Rose, c’est Paris (with DVD)
By Bettina Rheims and Serge Bramly
Taschen, February 2011
The title alludes to Duchamp’s alter-ego, Rrose Selavy, and there are echoes of the artist and his work to be found within these pages as well.
You can perhaps best describe the book as a photographic novel composed along the lines of Max Ernst’s novel in collage Une semaine de bonte, though Helmut Newton and Cornell Woolrich are also likely influences. It begins with a missing girl and then moves on to what seems like a séance, before switching to a near-naked girl on a train, fur coat draped around her shoulders, reading a well-thumbed copy of Fantomas. Just following this there is a mermaid in a tiara dispensing gifts; and there are diverse shenanigans to follow. In character, the photographs could be called surrealistic, fetishistic and ludic. They are intriguing and dreamlike rather than disturbing and dark.

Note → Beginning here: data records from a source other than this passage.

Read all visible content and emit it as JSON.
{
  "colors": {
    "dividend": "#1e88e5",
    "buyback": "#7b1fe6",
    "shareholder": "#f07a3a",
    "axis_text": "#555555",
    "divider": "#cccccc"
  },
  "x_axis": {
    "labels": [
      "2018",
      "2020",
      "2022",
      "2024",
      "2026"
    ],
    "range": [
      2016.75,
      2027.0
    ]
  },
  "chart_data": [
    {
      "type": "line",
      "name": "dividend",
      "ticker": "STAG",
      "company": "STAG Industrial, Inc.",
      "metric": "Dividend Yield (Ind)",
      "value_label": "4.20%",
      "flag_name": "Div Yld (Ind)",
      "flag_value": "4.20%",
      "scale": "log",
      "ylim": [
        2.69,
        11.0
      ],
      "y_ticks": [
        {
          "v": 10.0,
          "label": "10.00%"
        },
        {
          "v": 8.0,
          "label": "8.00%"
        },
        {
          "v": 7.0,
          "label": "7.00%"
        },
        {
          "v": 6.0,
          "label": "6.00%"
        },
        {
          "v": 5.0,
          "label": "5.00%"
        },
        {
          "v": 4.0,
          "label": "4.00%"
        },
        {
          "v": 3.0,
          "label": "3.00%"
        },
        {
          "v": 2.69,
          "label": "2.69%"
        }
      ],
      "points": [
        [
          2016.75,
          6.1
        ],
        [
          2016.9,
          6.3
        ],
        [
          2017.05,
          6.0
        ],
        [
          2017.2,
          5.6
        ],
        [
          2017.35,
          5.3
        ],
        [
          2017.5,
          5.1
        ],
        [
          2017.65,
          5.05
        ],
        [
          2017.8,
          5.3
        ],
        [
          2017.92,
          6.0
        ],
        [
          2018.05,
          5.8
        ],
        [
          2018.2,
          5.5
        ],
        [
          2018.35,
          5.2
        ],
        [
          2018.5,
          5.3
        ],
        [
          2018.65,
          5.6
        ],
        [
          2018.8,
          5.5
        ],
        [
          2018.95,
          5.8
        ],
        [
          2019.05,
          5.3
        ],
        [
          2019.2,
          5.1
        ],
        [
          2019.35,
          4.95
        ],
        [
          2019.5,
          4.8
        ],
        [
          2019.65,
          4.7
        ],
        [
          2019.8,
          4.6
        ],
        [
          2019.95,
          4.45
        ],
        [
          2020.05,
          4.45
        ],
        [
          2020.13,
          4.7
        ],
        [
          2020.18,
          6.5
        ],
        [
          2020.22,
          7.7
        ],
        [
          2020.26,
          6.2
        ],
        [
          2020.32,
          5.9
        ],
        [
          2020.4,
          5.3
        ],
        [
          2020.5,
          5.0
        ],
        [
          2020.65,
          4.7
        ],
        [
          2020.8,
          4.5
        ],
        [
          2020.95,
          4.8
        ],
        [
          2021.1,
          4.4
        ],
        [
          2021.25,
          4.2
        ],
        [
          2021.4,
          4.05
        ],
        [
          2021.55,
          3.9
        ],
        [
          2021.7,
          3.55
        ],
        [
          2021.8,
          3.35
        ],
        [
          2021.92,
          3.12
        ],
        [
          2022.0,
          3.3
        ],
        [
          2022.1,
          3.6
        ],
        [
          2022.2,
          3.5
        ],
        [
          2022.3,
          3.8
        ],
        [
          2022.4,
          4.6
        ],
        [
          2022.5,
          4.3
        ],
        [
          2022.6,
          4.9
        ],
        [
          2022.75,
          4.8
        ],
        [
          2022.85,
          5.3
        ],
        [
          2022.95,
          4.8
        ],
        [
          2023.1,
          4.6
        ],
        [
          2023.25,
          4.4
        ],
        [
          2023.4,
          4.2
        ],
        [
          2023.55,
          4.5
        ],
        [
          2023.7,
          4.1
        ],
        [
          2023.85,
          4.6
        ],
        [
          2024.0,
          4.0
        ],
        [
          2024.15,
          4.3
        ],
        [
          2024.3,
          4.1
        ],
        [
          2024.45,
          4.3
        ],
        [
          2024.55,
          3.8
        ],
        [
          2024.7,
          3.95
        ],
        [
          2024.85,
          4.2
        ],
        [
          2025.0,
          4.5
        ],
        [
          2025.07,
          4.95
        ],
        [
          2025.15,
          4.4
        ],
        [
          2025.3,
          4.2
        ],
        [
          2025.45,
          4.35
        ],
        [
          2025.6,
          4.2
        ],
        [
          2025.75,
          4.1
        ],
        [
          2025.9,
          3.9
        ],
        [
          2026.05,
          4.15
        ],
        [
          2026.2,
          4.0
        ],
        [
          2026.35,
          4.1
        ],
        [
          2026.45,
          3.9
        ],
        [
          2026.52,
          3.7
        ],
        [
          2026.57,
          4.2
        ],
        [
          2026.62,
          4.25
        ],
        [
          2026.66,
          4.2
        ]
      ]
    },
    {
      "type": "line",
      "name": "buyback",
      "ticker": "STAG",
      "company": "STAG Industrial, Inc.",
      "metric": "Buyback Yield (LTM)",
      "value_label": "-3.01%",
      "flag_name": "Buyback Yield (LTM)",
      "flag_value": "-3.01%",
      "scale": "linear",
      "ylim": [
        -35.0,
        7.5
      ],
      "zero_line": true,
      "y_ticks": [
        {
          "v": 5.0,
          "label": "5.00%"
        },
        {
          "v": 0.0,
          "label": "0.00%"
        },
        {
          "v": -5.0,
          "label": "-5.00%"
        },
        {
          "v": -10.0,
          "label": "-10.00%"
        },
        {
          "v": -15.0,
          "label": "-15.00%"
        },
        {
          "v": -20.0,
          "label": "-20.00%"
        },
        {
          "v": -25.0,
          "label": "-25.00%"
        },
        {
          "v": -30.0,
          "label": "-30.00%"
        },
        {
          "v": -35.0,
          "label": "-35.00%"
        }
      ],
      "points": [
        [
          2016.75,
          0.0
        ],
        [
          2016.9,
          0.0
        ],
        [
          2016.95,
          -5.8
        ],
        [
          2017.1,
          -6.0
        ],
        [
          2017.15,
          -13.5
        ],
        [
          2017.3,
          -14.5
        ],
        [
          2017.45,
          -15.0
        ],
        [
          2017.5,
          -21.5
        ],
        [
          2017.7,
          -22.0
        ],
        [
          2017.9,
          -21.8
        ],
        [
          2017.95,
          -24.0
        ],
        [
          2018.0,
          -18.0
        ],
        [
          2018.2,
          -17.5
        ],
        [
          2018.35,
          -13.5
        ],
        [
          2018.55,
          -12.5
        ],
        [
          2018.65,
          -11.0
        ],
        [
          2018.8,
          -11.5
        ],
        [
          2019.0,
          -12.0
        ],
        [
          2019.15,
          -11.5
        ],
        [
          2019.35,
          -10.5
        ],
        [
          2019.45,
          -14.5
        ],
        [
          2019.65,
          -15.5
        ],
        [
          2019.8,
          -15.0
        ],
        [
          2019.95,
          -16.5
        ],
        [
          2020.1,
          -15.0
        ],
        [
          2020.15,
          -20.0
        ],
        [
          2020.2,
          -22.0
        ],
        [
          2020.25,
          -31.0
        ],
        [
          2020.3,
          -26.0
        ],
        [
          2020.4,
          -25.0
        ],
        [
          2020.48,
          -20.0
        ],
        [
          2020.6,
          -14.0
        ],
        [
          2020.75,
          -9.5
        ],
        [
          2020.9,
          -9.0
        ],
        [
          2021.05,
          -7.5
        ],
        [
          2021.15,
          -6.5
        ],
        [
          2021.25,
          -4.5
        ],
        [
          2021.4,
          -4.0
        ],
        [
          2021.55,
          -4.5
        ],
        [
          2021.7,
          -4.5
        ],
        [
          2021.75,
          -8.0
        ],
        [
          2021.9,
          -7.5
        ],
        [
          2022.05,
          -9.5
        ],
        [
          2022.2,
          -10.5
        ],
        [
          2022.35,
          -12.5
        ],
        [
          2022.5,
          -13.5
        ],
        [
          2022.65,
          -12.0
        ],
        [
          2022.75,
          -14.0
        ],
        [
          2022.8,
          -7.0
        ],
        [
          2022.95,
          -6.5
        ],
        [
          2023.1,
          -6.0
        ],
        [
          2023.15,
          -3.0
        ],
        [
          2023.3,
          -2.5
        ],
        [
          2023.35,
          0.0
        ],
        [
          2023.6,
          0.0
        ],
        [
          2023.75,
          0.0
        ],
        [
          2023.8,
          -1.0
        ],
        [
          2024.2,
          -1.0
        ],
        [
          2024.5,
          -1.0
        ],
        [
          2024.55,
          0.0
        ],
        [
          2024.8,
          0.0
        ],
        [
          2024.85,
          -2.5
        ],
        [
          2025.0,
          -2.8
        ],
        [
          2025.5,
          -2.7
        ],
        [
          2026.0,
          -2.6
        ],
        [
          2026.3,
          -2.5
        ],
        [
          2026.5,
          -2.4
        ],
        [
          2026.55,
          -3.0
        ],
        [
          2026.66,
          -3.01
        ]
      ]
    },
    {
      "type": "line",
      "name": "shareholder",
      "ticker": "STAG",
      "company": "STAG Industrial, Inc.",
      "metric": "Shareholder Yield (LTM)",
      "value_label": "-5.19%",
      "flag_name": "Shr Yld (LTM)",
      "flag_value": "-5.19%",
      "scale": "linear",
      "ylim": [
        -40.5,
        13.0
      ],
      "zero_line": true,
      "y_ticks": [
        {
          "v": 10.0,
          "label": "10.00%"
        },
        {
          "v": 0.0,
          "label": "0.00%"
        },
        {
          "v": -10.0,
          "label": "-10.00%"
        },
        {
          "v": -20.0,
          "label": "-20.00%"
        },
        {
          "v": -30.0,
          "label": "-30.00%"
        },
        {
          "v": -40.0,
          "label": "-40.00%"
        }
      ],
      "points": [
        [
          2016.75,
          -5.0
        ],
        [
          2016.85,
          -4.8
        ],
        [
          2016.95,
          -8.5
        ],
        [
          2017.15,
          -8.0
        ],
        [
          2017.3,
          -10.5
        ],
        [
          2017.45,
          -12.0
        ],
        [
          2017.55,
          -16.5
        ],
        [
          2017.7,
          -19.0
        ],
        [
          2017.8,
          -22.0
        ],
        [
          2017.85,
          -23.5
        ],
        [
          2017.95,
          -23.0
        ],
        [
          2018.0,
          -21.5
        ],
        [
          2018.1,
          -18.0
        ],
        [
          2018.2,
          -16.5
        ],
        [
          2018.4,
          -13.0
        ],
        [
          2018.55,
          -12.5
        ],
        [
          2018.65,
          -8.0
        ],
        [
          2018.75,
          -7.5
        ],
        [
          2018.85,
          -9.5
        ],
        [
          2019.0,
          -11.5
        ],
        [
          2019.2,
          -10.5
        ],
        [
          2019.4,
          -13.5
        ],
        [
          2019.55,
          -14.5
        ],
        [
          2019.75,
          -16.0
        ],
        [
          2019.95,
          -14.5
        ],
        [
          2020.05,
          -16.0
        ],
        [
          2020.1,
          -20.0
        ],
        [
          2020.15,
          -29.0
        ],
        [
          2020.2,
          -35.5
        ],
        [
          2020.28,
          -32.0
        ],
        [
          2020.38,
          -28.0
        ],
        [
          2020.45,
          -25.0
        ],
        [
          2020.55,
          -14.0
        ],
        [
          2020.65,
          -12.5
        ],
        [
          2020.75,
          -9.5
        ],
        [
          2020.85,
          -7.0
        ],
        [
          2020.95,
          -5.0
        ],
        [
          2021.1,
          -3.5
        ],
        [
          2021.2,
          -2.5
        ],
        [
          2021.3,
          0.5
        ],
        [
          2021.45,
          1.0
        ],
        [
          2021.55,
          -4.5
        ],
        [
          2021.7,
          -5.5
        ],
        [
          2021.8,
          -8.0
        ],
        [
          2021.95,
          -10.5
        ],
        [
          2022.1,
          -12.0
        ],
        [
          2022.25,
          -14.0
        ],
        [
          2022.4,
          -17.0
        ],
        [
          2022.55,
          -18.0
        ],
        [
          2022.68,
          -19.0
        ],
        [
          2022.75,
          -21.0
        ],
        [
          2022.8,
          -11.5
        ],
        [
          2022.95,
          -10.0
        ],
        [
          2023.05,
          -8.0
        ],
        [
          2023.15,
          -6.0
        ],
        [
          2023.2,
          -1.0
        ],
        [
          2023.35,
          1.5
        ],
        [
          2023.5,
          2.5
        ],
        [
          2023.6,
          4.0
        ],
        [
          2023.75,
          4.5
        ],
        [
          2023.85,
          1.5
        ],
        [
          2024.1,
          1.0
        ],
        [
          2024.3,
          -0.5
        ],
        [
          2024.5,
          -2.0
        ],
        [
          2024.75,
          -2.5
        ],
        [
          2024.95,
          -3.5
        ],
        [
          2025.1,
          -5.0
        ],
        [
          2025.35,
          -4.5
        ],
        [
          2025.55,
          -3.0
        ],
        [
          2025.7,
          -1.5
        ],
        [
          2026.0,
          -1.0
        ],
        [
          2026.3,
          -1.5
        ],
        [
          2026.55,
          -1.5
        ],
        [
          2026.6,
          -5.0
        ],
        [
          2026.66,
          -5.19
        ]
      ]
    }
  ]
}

Paris is the main character in the novel, cliché though this may sound, but it is Paris as primarily the city of artists and of the imagination. Though having said this, actual locales – the Boulevard du Palais, Notre Dame, the Eiffel Tower (of course), the Seine, various gardens and cemeteries – are in fact used rather well. Among the interiors are two photographs of Boris Vian’s home; and it’s a great pity that Andre Breton’s study was not likewise preserved when it was put up for auction a fair few years back.
Every photo is listed at the end of the book and several are annotated, revealing a recondite knowledge of the ancient City of Lights. Reading the notes to ‘Mona Lisa of the Metro’ (each photograph is titled), I learn that Rembrandt’s great painting was stolen from the Louvre on 22 August 1911, exactly a century ago today. Quite a period of time passed – over two years – before it was returned.
This is an enchanting volume and, while many models are present, Inge van Bruystegem is the principal one. She is very easy on the eye.